Sigorta sektörü olarak kasko sigortası kullanıcılarının algı ve beklentilerini sigortacı gözüyle bakacak ve değerlendirecek hale getirmeliyiz. Bunun için de öncelikle hasar maliyetlerini azaltıcı orijinal parça ile eşdeğer parça tercihi konusunda eşdeğer parçaya yönlendirme yapmalıyız. Bu konuda geçtiğimiz senelerde Hazine Müsteşarlığı’nın yayımladığı genelge kapsamında oto yedek parça üreticileri ve ithalatçıları ile birlikte sertifikalı parça çalışması yapmış ve çok az sayıda sertifikalı parça bu kapsamda olmakla birlikte bunu hayata geçirmiştir. Yaygın sertifikalı parça ve servis ağı ve bilinçli hasar süreci yönetimi öncelikle maliyetleri kontrollü hale getirmemizi sağlayacak ve bu durumda fiyatlamalarımıza sigortalı adına olumlu etki edecektir. Sektör olarak yapmamız gereken öncelikle çok sayıda ve maliyetli hasar yüksek prime neden olmaktadır, sigortalılarımızı bu bilince eriştirmeliyiz. Bu bilinçte olan sigortalı da sigortanın gerekliliğine inanacak ve yaygınlığına olumlu etkide bulunacaktır.

Ülkemizde rekabet denince öncelikli algı fiyatların en düşük seviyelere çekilmesi şeklinde oluyor. Sigorta sektöründe ise fiyatın oluşumunun en önemli etkeni hasar maliyetleri olmakta.

Halen hasar maliyetleri genel maliyetlere oranla çok önemli bir oranda gerçekleşmektedir. Trafik ve kasko branşlarında sektörün geçmiş senelerdeki yaşadığı zarar bu nedenle olmuş ve tüm branşlardaki toplam prim üretimini olumsuz etkileyerek genel anlamda zarar edilmesine sebep olmuştur.

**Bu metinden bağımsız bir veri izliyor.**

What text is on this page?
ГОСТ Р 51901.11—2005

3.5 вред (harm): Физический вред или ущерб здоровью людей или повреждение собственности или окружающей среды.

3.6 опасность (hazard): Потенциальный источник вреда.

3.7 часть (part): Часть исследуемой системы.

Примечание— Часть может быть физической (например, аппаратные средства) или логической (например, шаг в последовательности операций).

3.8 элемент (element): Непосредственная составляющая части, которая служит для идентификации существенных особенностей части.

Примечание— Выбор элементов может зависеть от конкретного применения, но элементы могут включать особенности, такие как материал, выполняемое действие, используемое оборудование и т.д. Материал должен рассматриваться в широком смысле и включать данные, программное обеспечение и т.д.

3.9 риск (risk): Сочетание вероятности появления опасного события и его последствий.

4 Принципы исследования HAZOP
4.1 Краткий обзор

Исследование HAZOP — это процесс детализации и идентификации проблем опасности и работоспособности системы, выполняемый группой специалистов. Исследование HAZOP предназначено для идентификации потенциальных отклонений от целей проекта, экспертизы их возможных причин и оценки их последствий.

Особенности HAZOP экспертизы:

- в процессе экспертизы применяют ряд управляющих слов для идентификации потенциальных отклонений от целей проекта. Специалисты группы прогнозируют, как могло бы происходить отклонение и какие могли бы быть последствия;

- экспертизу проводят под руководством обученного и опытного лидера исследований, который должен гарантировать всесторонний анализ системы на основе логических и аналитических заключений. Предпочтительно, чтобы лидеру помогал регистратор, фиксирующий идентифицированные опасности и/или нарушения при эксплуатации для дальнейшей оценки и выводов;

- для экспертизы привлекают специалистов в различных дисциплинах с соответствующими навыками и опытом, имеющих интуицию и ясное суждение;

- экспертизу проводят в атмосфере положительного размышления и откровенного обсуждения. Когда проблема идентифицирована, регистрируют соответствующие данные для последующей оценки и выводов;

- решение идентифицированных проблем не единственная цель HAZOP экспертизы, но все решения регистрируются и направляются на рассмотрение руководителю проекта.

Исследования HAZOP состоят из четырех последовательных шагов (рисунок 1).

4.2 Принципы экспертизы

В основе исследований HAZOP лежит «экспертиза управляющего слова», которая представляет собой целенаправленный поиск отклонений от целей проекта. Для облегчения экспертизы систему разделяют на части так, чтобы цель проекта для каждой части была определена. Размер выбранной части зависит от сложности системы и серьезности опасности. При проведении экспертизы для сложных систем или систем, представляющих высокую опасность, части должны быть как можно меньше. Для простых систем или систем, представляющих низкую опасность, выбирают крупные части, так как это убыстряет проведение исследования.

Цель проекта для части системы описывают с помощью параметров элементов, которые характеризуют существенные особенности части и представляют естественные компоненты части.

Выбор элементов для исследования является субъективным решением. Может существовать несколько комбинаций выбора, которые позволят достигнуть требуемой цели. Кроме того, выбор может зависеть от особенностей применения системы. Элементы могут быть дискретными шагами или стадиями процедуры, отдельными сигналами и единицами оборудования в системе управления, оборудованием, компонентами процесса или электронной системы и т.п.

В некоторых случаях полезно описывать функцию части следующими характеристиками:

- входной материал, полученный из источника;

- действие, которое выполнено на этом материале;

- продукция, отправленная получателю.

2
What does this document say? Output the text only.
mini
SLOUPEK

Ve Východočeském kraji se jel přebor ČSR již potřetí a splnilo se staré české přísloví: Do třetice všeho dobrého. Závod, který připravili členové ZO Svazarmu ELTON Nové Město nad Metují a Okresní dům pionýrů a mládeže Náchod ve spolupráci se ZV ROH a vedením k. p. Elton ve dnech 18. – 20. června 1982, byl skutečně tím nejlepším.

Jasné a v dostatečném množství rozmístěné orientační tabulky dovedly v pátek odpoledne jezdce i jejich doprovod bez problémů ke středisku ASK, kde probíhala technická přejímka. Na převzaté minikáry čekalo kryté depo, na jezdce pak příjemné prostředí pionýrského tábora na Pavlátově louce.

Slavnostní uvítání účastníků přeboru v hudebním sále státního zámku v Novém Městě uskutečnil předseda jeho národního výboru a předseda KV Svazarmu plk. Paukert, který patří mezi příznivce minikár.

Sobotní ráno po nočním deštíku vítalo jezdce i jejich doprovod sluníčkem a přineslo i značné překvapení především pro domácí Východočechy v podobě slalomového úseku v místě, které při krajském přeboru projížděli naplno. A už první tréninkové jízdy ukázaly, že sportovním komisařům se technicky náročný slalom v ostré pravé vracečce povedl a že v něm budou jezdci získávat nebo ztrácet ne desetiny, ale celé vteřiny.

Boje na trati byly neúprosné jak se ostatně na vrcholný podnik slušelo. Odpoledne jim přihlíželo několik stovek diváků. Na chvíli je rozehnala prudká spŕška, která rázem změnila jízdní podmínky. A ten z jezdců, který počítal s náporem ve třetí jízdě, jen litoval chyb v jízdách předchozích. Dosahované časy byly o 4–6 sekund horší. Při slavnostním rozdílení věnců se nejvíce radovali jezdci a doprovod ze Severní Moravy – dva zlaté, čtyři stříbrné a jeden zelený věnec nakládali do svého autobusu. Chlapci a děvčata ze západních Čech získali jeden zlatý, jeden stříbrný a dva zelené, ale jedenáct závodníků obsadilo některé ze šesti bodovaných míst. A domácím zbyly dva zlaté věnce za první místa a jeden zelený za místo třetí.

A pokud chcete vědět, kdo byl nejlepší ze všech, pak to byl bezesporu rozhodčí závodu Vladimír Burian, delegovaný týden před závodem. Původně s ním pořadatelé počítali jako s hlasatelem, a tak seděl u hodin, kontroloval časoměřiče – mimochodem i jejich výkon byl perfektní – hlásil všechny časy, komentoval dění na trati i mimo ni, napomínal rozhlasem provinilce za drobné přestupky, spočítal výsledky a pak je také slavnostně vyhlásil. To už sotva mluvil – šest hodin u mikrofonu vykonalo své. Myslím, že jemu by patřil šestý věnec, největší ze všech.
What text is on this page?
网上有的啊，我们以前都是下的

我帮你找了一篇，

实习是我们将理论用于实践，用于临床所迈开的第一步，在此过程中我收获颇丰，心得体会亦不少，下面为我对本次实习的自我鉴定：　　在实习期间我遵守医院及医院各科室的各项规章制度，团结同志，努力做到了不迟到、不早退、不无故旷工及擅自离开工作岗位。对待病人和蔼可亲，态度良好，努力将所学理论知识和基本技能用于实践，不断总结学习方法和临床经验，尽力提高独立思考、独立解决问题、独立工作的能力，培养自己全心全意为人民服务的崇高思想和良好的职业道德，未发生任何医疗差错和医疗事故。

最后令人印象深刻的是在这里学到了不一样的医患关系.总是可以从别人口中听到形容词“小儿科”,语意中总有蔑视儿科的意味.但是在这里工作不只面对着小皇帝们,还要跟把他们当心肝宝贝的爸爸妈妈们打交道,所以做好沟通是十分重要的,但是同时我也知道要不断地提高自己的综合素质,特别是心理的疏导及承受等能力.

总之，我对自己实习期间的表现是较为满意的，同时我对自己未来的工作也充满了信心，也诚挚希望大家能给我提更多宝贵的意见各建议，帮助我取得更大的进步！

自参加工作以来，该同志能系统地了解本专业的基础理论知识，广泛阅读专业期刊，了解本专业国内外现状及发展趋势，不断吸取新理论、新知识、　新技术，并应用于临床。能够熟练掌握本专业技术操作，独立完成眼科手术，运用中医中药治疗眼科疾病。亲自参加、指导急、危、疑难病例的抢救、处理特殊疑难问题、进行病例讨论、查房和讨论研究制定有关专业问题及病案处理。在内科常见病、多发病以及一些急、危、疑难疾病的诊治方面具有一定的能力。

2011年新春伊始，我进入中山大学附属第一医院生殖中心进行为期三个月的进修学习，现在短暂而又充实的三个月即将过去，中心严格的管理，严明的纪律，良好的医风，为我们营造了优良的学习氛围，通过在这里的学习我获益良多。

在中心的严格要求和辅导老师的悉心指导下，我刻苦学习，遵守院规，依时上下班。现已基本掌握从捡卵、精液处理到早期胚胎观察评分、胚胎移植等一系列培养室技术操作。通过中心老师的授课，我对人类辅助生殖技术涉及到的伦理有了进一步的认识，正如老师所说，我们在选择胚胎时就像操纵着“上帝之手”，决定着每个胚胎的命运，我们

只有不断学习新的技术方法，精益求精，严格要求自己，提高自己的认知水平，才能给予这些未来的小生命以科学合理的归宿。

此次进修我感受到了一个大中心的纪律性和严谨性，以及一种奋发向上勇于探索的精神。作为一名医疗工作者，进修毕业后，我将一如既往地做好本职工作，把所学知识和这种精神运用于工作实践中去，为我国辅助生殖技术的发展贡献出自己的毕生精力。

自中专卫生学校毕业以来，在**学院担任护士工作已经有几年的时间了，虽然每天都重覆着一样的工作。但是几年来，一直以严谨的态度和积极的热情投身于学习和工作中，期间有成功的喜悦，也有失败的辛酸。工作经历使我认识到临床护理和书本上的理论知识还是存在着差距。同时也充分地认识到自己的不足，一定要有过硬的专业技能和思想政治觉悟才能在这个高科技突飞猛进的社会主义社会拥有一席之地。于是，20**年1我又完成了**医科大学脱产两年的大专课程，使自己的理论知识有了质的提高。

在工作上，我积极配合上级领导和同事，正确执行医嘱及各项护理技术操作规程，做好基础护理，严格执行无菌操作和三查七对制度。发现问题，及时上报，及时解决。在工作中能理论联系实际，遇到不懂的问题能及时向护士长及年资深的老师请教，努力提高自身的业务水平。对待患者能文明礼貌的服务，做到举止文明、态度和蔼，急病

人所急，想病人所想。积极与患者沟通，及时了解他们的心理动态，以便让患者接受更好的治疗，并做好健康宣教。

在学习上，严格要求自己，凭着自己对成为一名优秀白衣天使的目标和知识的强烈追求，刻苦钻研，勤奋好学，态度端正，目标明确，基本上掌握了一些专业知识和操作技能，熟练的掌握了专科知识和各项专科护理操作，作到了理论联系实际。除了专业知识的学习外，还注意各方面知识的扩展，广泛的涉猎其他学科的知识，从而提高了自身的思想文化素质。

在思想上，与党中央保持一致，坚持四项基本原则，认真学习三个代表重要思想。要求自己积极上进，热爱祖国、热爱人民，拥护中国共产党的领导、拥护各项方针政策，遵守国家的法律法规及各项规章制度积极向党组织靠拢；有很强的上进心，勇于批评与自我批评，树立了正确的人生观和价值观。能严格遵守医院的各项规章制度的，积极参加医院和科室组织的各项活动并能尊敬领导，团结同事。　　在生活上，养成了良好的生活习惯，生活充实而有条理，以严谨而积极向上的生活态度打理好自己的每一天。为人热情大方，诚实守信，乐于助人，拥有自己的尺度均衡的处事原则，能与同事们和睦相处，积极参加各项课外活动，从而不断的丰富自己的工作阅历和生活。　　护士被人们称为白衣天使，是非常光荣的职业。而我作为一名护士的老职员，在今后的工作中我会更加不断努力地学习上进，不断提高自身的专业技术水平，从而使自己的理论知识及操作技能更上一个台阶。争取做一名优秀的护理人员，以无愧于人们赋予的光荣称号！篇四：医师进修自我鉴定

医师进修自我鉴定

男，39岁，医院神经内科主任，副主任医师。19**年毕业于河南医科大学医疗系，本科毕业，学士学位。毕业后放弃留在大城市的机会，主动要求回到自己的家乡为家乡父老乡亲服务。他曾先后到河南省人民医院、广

Hasar maliyetlerini genel anlamda maliyetin belirli oranlarında gerçekleştirdiğiniz zaman ihtiyacı karşılayan teminat yapısı ve ürün çeşitliliği ve hizmet kalitesi ile doğru rekabet yapar hale geliyorsunuz. Bu nasıl gerçekleşir? Her ne kadar halen yabancı menşeili araç marka sayısı ve türü ülkemizde ağırlıklı olup, dövize bağlı olarak maliyetlere ciddi olumsuz etki etmekte olsa da öncelikle sektörde mevcut kasko poliçesi düzenlenen müşteri datası önem arz etmektedir. Daha önce belirttiğim gibi doğru data, doğru kurgulanmış bölgesel ve marka bazlı oto servis ağı, doğru hasar denetim ve sahte hasarlar için gerekli olan hızlı bilgi paylaşımı ve takibi önemlidir.  Bütün bunların sonucu belirlediğiniz maliyetleriniz daha uzun süreli ve doğru karar vermenizi sağlayacak ve neticesinde risk gruplarına göre doğru fiyatlama oluşacaktır.

Sonuçta sektör genelinde kasko poliçe sayısı belli olup her sene trafiğe çıkan araç sayısı da sektörün olabilecek büyüklüğüne veri teşkil etmektedir. Trafikteki araçların kasko sigortalarının düzenlenmesi ise çok az oranlarda olmaktadır. Dolayısı ile doğru fiyatlama ile daha büyük bir kesime ulaşılacağına inanıyorum.